The Bethesda Arts & Entertainment District is inviting local artists to submit work to the annual Trawick Prize Awards

This exceptional juried art competition awards $14,000 in prizes to four selected winners. The deadline for submissions is Monday, April 25, 2022. Up to eight finalists will be chosen to display their work at Bethesda’s Gallery B in September 2022.
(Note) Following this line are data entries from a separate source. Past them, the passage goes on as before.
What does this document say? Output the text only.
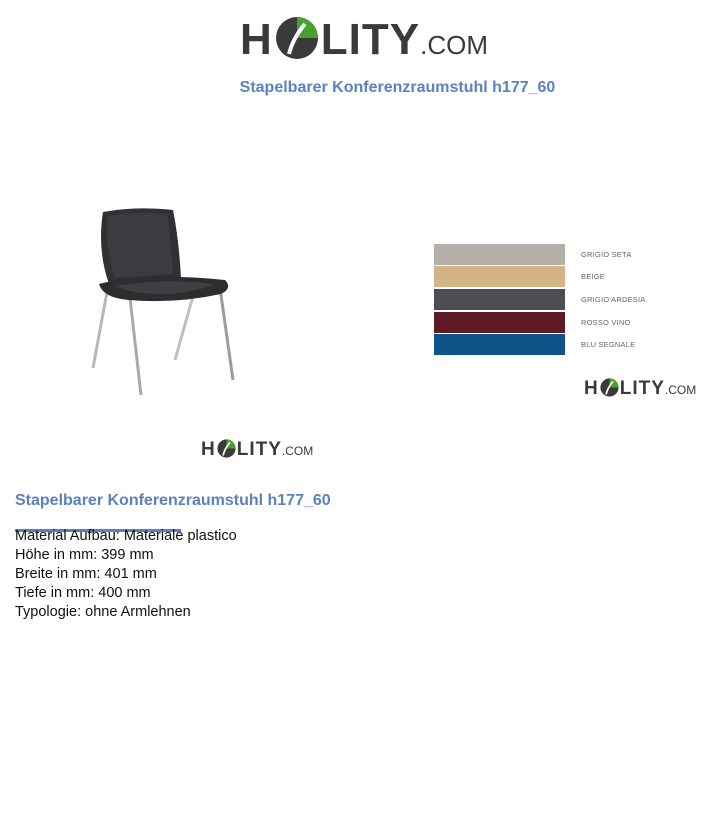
H LITY .COM
Stapelbarer Konferenzraumstuhl h177_60
H LITY .COM
GRIGIO SETA
BEIGE
GRIGIO ARDESIA
ROSSO VINO
BLU SEGNALE
H LITY .COM
Stapelbarer Konferenzraumstuhl h177_60
Material Aufbau: Materiale plastico
Höhe in mm: 399 mm
Breite in mm: 401 mm
Tiefe in mm: 400 mm
Typologie: ohne Armlehnen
The competition will be juried by Alexis Assasm, Assistant Curator of Global Contemporary Art, Virginia Museum of Fine Art; Thomas James, Visual Arts Curator, Creative Alliance, Baltimore, MD, and Maria del Carmen Montoya, Assistant Professor of Sculpture and Spatial Practices, Director of Graduate Studies, M.F.A. in Fine Arts and Social Practice, Studio Arts Program, Corcoran School of the Arts and Design.

Submission requirements:

  • Artists must be 18 years of age or older
  • Residents of Maryland, Virginia, or Washington, D.C.
  • All original 2-D and 3-D fine art including painting, drawing, photography, sculpture, fiber art, digital, mixed media, and video will be accepted
  • The maximum dimension should not exceed 96 inches in any direction. No reproductions.
  • Artwork must have been completed within the last two years and must be available for the duration of the exhibition.
  • Selected artists must deliver their artwork to the exhibit site in Bethesda, MD.
  • Each artist must submit five images, an application, and a non-refundable entry fee of $25.

The first-place winner will be awarded $10,000; second place will be honored with $2,000 and third place will be awarded $1,000. A “young” artist whose birth date is after February 22, 1990, may also be awarded $1,000.